[swift-evolution] Handling unknown cases in enums [RE: SE-0192]

Chris Lattner clattner at nondot.org
Tue Jan 9 00:54:18 CST 2018

The mega-thread about SE-0192 is a bit large, and I’d like to talk about one specific point.  In the review conversation, there has been significant objection to the idea of requiring a ‘default’ for switches over enums that are non-exhaustive.  

This whole discussion is happening because the ABI stability work is introducing a new concept to enums - invisible members/inhabitants (and making them reasonably prominent).  A closely related feature is that may come up in the future is "private cases”.  Private cases are orthogonal to API evolution and may even occur on one that is defined to be exhaustive.

Private cases and non-exhaustive enums affect the enum in the same way: they say that the enum can have values that a client does not know about.  Swift requires switches to process *all* of the dynamically possible values, which is why the original proposal started out with the simplest possible solution: just require ‘default' when processing the cases.

The problems with “unknown case:”

The popular solution to this probably is currently being pitched as a change to the proposal (https://github.com/apple/swift-evolution/pull/777) which introduces a new concept “unknown case” as a near-alias for ‘default’:

In short, I think this is the wrong way to solve the problem.  I have several concerns with this:

1) Unlike in C, switch is Swift is a general pattern matching facility - not a way of processing integers.  It supports recursive patterns and values, and enums are not necessarily at the top-level of the pattern.   https://github.com/apple/swift/blob/master/docs/PatternMatching.rst is a document from early evolution of Swift but contains a good general introduction to this.

2) Swift also has other facilities for pattern matching, including ‘if case’.  Making switch inconsistent with them is not great.

3) As pitched, “unknown case” will match *known* cases too, which is (in my opinion :-) oxymoronic.

4) “unknown case:” changes the basic swift grammar (it isn’t just a modifier on case) because case *requires* a pattern.  A better spelling would be “unknown default:” which is closer to the semantic provided anyway.

5) It is entirely reasonable (though rare in practice) to want to handle default and unknown cases in the same switch.

For all the above reasons, ‘unknown case:' becomes a weird wart put on the side of switch/case, not something that fits in naturally with the rest of Swift.

Alternative proposal:

Instead of introducing a new modifier on case/switch, lets just introduce a new pattern matching operator that *matches unknown cases*, called “#unknown” or “.#unknown” or something (I’m not wed to the syntax, better suggestions welcome :).
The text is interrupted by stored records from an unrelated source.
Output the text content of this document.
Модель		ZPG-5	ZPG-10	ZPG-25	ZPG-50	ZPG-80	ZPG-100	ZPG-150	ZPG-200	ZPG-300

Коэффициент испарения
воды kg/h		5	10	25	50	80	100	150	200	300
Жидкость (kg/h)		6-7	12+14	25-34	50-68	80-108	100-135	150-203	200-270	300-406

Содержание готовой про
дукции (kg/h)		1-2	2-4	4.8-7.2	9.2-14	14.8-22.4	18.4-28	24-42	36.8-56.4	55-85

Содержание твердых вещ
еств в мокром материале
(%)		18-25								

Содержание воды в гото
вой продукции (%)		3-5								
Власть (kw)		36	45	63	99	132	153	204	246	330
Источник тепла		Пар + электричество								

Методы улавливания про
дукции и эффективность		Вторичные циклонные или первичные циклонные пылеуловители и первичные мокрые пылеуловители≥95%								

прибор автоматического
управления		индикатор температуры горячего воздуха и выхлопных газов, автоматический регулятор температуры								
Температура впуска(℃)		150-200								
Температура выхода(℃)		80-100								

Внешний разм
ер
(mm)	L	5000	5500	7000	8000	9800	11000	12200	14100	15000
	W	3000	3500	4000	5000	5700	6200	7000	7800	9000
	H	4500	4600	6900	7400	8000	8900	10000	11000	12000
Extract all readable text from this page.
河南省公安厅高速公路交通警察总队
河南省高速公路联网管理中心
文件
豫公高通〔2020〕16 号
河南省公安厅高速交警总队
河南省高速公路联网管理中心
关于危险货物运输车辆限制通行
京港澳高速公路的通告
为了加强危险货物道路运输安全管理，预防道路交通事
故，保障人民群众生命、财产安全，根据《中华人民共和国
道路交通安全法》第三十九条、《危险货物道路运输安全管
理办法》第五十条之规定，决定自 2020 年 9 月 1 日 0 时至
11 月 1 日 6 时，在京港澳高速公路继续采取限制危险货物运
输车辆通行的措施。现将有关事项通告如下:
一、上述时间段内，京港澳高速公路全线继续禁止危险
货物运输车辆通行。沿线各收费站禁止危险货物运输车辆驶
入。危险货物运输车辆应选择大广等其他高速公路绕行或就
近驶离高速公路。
In the simple case most people are talking about, instead of writing “unknown case:” you’d write “case #unknown:” which isn’t much different.  The nice thing about this is that #unknown slots directly into our pattern matching system.  Here is a weird example:

switch someIntEnumTuple {
case (1, .X):   … matches one combination of int and tuple...
case (2, .Y):   … matches another combination of int and tuple...
case (_, #unknown): …  matches any int and any unknown enum case ...
case default:  … matches anything ...

Furthermore, if you have a switch that enumerates all of the known cases and use #unknown, then it falls out of the model that new cases (e.g. due to an SDK upgrade or an updated source package) produces the existing build error.  As with the original proposal, you can always choose to use “default:” instead of “case #unknown:” if you don’t like that behavior.

Of course, if you have an exhaustive enum (e.g. one defined in your own module or explicitly marked as such) then #unknown matches nothing, so we should warn about it being pointless.

This addresses my concerns above:

1) This fits into patterns in recursive positions, and slots directly into the existing grammar for patterns.  It would be a very simple extension to the compiler instead of a special case added to switch/case.

2) Because it slots into the pattern grammar, it works directly with 'if case’ and the other pattern matching stuff.

3) Doesn’t match known cases.

4) Doesn’t change the case grammar, it just adds a new pattern terminal production.

5) Allows weird cases like the example above.

All that said, the #unknown spelling isn’t great, but I’m sure we can find something else nice.